For several moments, the room was silent.
“My car’s parked out front. Walk me to the door.”
Zachary didn’t move. “Look, if you wanted to scare me, you’ve done it. I’ll back off. Won’t say another word.”
His visitor lifted the pail. “Let’s go.”
Zachary’s shoulders sagged. “I feel sick.”
“Too bad. I want you to come with me.”
Nausea roiled in his stomach. “Why?”
Terrified, Zachary threw the chair at his guest and raced along the narrow hallway toward the front of the house. Halfway down the hall, he bolted through an open door leading to the basement. Finally, a chance. He’d been rewiring for Max down there. Lights couldn’t come on. He might make it if he got the basement door open in time . . . reached the Pearsons’ place. It’d only take a few seconds.
At the bottom of the stairs, Zachary fumbled to his work table. His fingertips flitted over a bag of nails, tools. He picked up a hammer.
Footsteps pounded down the steps and Zachary’s stomach somersaulted. He scurried forward in the dark, touching the washer, dryer, the door.
Zachary struggled to slide the rusty bolt. He placed the hammer on the dryer, then pulled harder. The bag of nails tumbled to the floor. By the time the bolt started moving Zachary was panting.
A sharp pain struck him between the shoulder blades. Gasping, Zachary collapsed against the door. Hands grabbed his arm and twisted it behind his back.
“Get up those bloody stairs, or I swear to God I’ll kill you right here!”
Zachary staggered through the basement, up the steps. Near the top, he spun and kicked his enemy in the chest.
He reached the hallway. Hands clamped around Zachary’s ankles and yanked him onto the cold ceramic floor. A wave of white heat seared his shoulder. The visitor took hold of his wrists and dragged him toward the front entrance. Zachary tried to press his feet against the walls to stop what was happening, but he didn’t have the strength.
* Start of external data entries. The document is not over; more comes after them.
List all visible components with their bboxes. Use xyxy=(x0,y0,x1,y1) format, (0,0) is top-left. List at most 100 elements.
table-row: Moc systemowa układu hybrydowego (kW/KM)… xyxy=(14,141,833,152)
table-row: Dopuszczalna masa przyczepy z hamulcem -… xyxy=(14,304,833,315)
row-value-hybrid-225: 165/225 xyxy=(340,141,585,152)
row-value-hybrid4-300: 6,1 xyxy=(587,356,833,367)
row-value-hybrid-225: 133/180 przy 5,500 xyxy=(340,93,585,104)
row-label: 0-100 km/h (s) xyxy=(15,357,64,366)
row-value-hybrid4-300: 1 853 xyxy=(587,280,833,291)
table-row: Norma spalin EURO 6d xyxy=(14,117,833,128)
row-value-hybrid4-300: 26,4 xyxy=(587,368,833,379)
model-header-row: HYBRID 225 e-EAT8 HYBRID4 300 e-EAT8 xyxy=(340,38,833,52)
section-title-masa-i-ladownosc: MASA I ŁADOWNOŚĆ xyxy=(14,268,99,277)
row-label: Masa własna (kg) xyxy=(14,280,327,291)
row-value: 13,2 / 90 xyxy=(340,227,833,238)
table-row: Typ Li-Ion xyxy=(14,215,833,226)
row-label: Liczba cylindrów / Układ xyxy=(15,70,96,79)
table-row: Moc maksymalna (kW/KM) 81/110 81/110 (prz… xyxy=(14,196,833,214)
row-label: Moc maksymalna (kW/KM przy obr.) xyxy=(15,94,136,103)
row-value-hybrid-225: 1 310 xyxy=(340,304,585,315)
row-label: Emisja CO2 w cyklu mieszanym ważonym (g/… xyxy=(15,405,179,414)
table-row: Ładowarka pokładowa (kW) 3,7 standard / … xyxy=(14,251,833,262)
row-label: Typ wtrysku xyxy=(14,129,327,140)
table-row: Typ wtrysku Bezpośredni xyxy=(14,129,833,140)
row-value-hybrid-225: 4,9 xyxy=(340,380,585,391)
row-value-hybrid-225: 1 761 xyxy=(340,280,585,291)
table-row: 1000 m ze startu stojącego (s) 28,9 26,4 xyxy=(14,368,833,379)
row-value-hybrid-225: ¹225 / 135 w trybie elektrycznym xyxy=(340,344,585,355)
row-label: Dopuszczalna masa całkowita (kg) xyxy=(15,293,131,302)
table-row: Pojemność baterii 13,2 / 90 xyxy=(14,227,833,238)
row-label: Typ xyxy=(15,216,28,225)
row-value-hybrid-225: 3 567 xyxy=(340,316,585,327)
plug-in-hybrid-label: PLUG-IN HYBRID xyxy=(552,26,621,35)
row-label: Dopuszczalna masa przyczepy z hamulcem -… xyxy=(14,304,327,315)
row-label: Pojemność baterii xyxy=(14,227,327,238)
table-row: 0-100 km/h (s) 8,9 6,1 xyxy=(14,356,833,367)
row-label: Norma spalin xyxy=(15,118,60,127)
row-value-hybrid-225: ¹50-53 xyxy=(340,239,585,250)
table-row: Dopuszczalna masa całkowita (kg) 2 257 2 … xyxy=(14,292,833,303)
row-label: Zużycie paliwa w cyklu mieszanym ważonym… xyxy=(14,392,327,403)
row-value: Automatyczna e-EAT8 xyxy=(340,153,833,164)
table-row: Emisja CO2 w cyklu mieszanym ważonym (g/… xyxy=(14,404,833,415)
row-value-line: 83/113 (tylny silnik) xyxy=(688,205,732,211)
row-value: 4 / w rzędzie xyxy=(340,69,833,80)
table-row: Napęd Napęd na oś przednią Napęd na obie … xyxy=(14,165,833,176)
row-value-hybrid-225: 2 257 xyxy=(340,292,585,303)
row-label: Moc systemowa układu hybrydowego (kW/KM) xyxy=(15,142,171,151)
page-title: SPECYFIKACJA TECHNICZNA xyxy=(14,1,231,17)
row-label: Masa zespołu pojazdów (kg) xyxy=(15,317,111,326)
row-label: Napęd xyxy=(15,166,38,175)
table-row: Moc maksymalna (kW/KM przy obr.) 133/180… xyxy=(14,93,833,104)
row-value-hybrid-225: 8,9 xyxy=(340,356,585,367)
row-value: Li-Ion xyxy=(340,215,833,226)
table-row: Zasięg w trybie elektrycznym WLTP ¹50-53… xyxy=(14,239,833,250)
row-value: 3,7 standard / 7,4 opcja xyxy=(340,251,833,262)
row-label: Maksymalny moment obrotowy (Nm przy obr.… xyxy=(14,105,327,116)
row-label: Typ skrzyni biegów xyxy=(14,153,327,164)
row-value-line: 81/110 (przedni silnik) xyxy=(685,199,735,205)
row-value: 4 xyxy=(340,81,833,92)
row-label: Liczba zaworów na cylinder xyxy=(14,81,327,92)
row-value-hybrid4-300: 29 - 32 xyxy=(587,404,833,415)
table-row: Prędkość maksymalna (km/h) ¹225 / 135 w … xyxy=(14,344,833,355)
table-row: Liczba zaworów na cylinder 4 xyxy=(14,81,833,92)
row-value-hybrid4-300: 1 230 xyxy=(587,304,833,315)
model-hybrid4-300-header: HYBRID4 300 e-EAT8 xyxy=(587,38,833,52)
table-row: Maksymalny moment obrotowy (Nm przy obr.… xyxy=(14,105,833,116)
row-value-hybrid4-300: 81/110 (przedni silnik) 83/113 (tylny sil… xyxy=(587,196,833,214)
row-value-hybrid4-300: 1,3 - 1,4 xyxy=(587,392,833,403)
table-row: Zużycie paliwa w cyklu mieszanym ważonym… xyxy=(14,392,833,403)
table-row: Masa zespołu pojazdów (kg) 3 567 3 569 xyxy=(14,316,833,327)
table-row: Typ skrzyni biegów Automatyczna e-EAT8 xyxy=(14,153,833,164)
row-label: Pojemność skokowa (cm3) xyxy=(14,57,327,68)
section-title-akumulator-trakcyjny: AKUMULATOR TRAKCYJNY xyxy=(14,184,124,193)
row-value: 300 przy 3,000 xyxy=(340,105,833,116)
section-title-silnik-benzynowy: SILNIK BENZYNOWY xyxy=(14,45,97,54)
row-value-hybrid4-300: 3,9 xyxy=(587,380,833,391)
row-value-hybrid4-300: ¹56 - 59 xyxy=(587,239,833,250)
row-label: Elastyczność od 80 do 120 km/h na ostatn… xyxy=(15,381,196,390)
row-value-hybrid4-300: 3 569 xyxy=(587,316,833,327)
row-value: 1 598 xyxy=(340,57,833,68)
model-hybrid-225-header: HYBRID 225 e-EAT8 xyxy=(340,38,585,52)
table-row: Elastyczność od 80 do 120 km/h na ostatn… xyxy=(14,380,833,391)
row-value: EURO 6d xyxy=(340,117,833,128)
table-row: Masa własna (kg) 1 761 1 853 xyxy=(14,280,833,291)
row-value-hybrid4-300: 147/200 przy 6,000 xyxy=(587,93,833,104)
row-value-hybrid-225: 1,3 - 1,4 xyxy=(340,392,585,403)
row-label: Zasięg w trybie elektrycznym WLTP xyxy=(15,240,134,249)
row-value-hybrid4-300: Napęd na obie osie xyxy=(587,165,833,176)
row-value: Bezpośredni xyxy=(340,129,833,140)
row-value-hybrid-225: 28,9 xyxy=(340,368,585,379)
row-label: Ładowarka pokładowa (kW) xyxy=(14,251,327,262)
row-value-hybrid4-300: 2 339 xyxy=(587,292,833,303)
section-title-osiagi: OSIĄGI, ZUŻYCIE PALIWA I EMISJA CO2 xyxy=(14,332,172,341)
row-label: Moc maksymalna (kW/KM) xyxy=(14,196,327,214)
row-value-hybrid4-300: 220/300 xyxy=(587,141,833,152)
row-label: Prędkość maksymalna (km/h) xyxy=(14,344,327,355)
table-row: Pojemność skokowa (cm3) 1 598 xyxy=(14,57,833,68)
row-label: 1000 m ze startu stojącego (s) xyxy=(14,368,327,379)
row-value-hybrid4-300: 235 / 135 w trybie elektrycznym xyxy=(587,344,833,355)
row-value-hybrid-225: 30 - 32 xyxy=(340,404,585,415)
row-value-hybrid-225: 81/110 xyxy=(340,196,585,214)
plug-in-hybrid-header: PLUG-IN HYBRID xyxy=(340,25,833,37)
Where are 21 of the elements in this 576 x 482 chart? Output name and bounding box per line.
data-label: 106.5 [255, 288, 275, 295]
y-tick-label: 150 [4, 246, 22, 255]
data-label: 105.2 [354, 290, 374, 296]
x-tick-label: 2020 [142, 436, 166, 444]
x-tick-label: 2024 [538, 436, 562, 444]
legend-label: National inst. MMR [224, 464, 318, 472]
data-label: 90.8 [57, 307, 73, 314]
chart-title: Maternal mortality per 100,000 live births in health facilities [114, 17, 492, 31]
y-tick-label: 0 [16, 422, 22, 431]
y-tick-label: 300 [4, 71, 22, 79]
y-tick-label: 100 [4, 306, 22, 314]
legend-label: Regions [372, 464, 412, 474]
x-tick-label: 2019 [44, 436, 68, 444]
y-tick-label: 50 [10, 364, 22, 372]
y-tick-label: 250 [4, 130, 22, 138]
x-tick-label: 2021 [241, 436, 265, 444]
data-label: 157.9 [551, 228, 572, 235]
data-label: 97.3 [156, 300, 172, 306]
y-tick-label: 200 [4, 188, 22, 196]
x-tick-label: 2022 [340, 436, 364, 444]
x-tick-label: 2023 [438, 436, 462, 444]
Near the door, his wrists were released. Zachary groaned and rubbed them. “Please, I can put this right. Give me a chance.” In the darkness, he saw a flash of silver. “No! My kids need me. Don’t!”
“They don’t need you, Zach. Nobody needs you.”
Zachary heard the deadbolt turn. The door opened just enough to let cool air waft inside. Somewhere on the street, firecrackers exploded and children yelled, “Trick or treat!”
A kick in the chest knocked the words out of him.
He tried, but he could barely breathe and his legs gave out. Sweat soaked his shirt.
“It’s Halloween, Zach. You really should answer the door.”
Using the wall for support, Zachary pushed himself up. The smell of fireworks and damp filled his lungs. A sharp pain slid through his insides. Moaning, Zachary dropped to his knees. His forehead smacked the cold, ceramic floor.